Detecting programming language from a snippet

Language detection solved by others:

Ohloh's approach: https://github.com/blackducksw/ohcount/

Github's approach: https://github.com/github/linguist


I think that the method used in spam filters would work very well. You split the snippet into words. Then you compare the occurences of these words with known snippets, and compute the probability that this snippet is written in language X for every language you're interested in.

http://en.wikipedia.org/wiki/Bayesian_spam_filtering

If you have the basic mechanism then it's very easy to add new languages: just train the detector with a few snippets in the new language (you could feed it an open source project). This way it learns that "System" is likely to appear in C# snippets and "puts" in Ruby snippets.

I've actually used this method to add language detection to code snippets for forum software. It worked 100% of the time, except in ambiguous cases:

print "Hello"

Let me find the code.

I couldn't find the code so I made a new one. It's a bit simplistic but it works for my tests. Currently if you feed it much more Python code than Ruby code it's likely to say that this code:

def foo
   puts "hi"
end

is Python code (although it really is Ruby). This is because Python has a def keyword too. So if it has seen 1000x def in Python and 100x def in Ruby then it may still say Python even though puts and end is Ruby-specific.

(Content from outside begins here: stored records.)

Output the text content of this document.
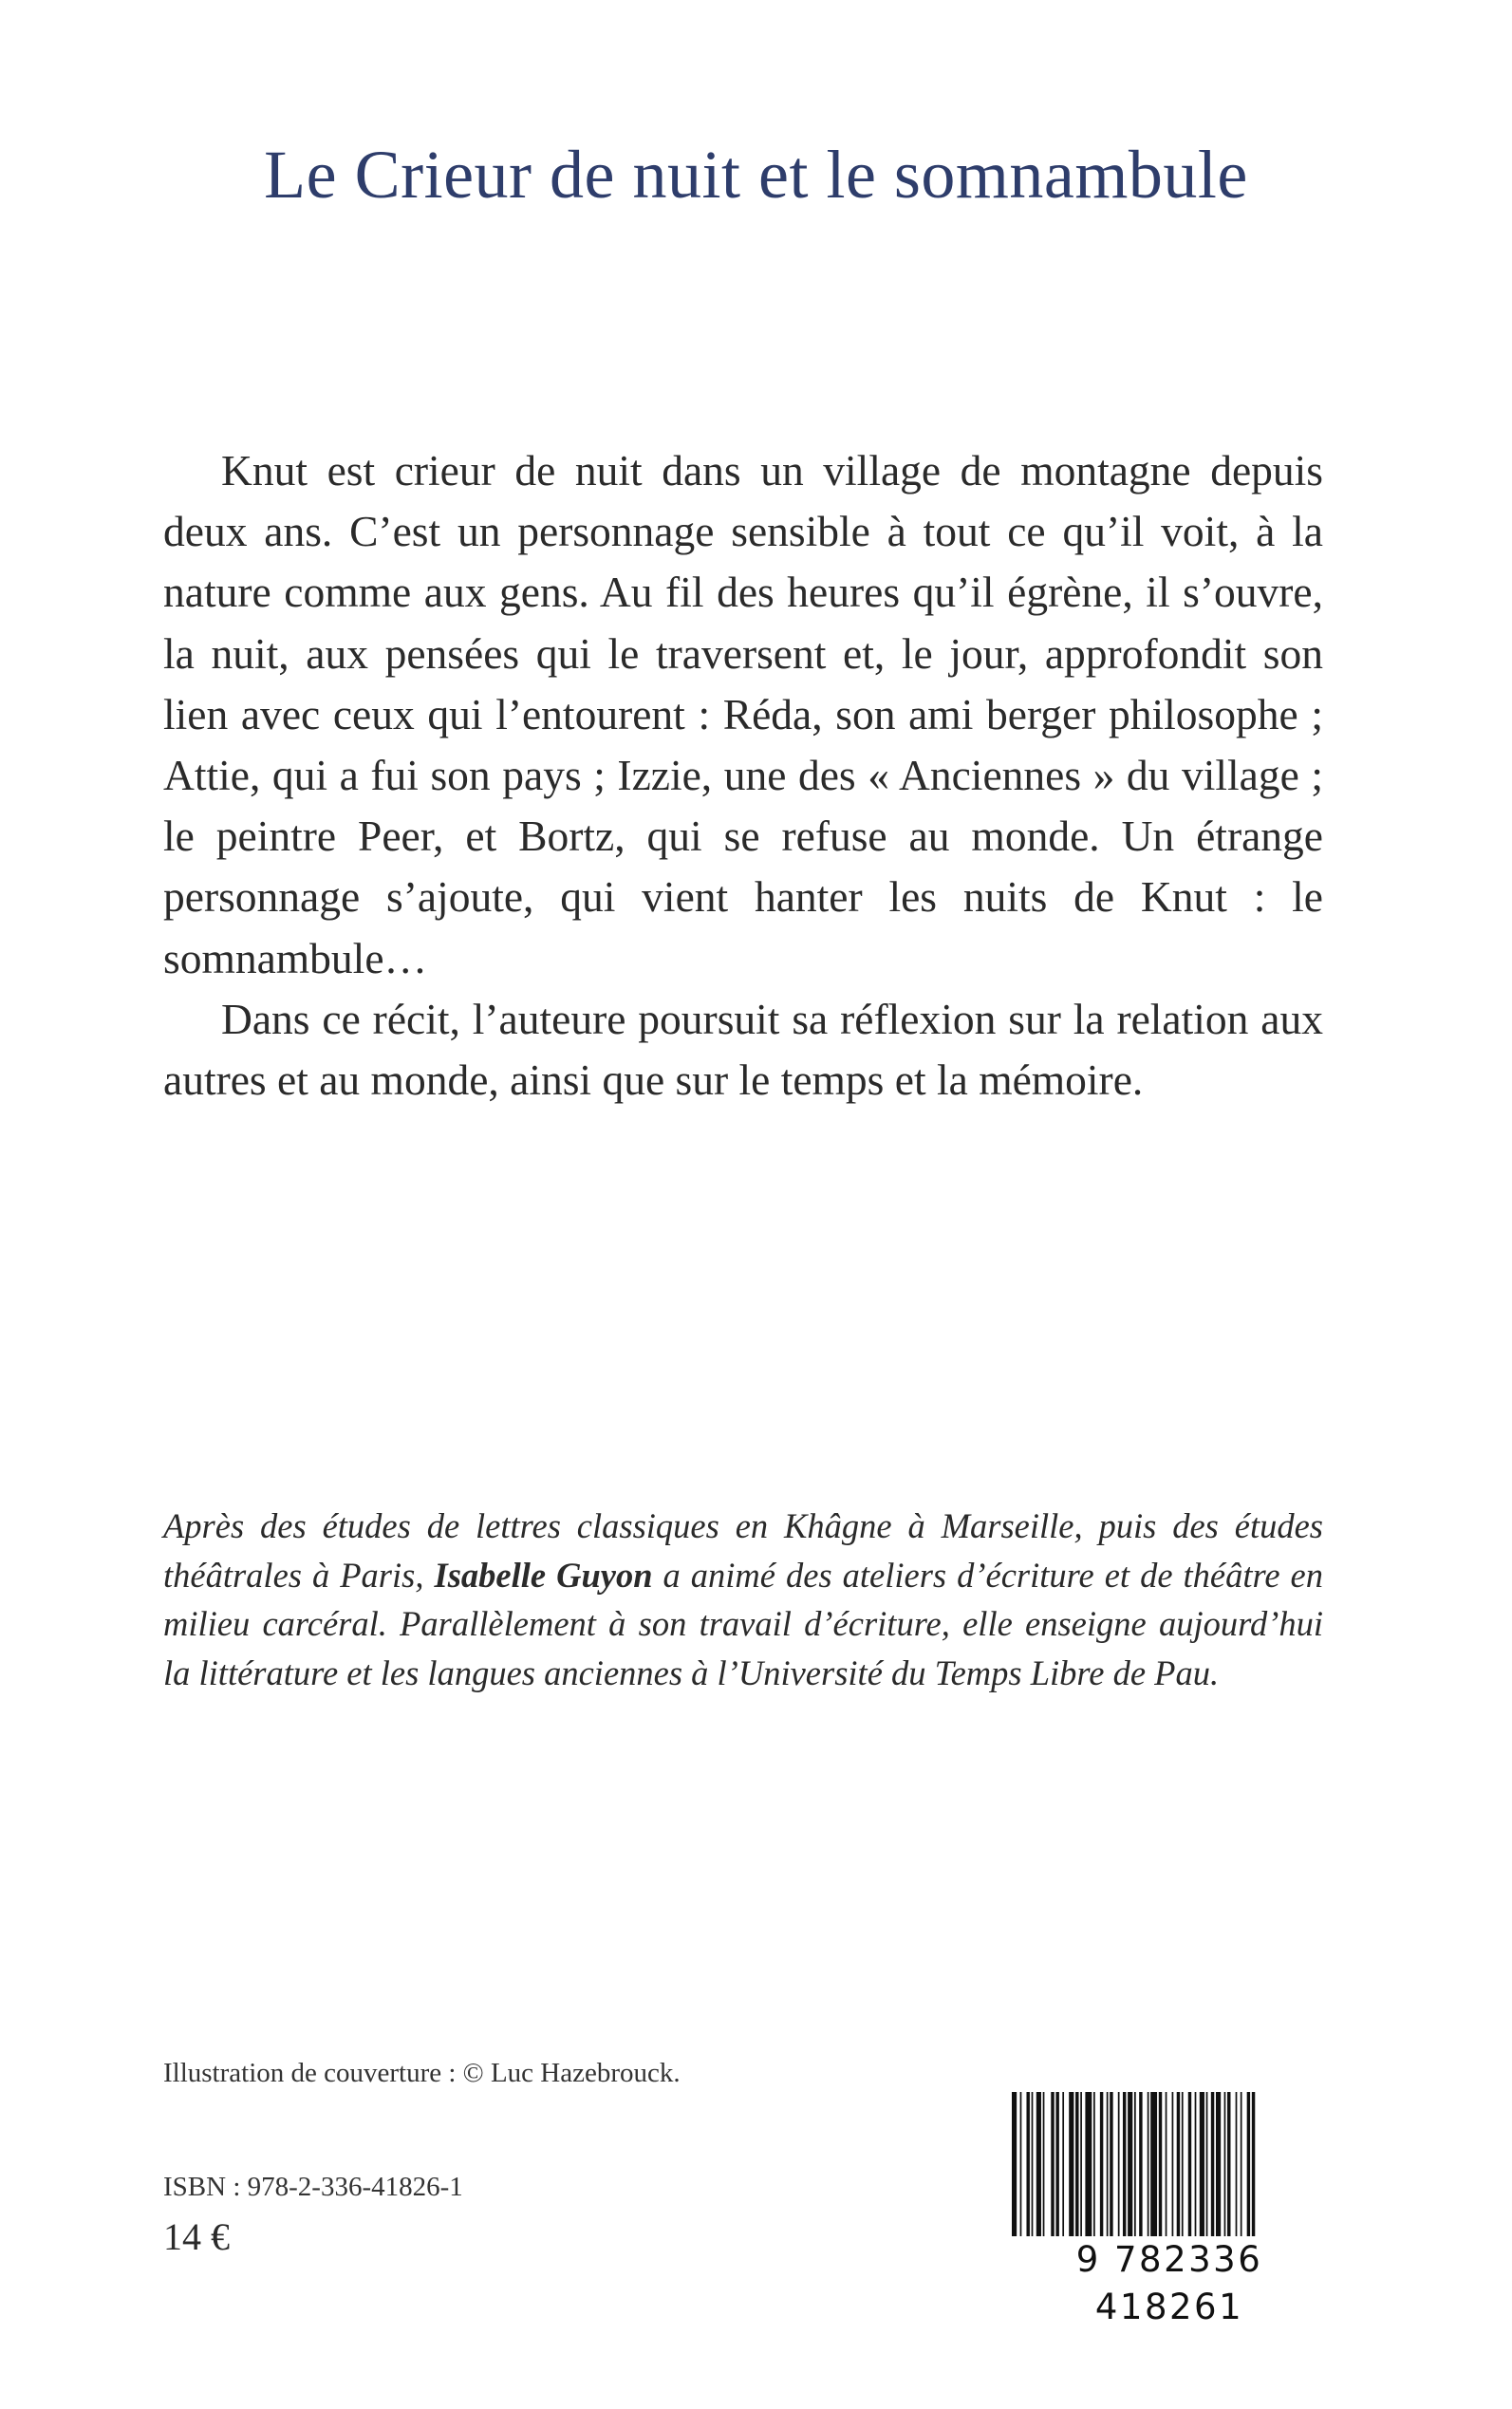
Le Crieur de nuit et le somnambule

Knut est crieur de nuit dans un village de montagne depuis deux ans. C’est un personnage sensible à tout ce qu’il voit, à la nature comme aux gens. Au fil des heures qu’il égrène, il s’ouvre, la nuit, aux pensées qui le traversent et, le jour, approfondit son lien avec ceux qui l’entourent : Réda, son ami berger philosophe ; Attie, qui a fui son pays ; Izzie, une des « Anciennes » du village ; le peintre Peer, et Bortz, qui se refuse au monde. Un étrange personnage s’ajoute, qui vient hanter les nuits de Knut : le somnambule…

Dans ce récit, l’auteure poursuit sa réflexion sur la relation aux autres et au monde, ainsi que sur le temps et la mémoire.

Après des études de lettres classiques en Khâgne à Marseille, puis des études théâtrales à Paris, Isabelle Guyon a animé des ateliers d’écriture et de théâtre en milieu carcéral. Parallèlement à son travail d’écriture, elle enseigne aujourd’hui la littérature et les langues anciennes à l’Université du Temps Libre de Pau.
Illustration de couverture : © Luc Hazebrouck.
ISBN : 978-2-336-41826-1
14 €
9 782336 418261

You could fix this by keeping track of the words seen per language and dividing by that somewhere (or by feeding it equal amounts of code in each language).

I hope it helps you:

class Classifier
  def initialize
    @data = {}
    @totals = Hash.new(1)
  end

  def words(code)
    code.split(/[^a-z]/).reject{|w| w.empty?}
  end

  def train(code,lang)
    @totals[lang] += 1
    @data[lang] ||= Hash.new(1)
    words(code).each {|w| @data[lang][w] += 1 }
  end

  def classify(code)
    ws = words(code)
    @data.keys.max_by do |lang|
      # We really want to multiply here but I use logs 
      # to avoid floating point underflow
      # (adding logs is equivalent to multiplication)
      Math.log(@totals[lang]) +
      ws.map{|w| Math.log(@data[lang][w])}.reduce(:+)
    end
  end
end

# Example usage

c = Classifier.new

# Train from files
c.train(open("code.rb").read, :ruby)
c.train(open("code.py").read, :python)
c.train(open("code.cs").read, :csharp)

# Test it on another file
c.classify(open("code2.py").read) # => :python (hopefully)

Guesslang is a possible solution:

http://guesslang.readthedocs.io/en/latest/index.html

There's also SourceClassifier:

https://github.com/chrislo/sourceclassifier/tree/master

I became interested in this problem after finding some code in a blog article which I couldn't identify. Adding this answer since this question was the first search hit for "identify programming language".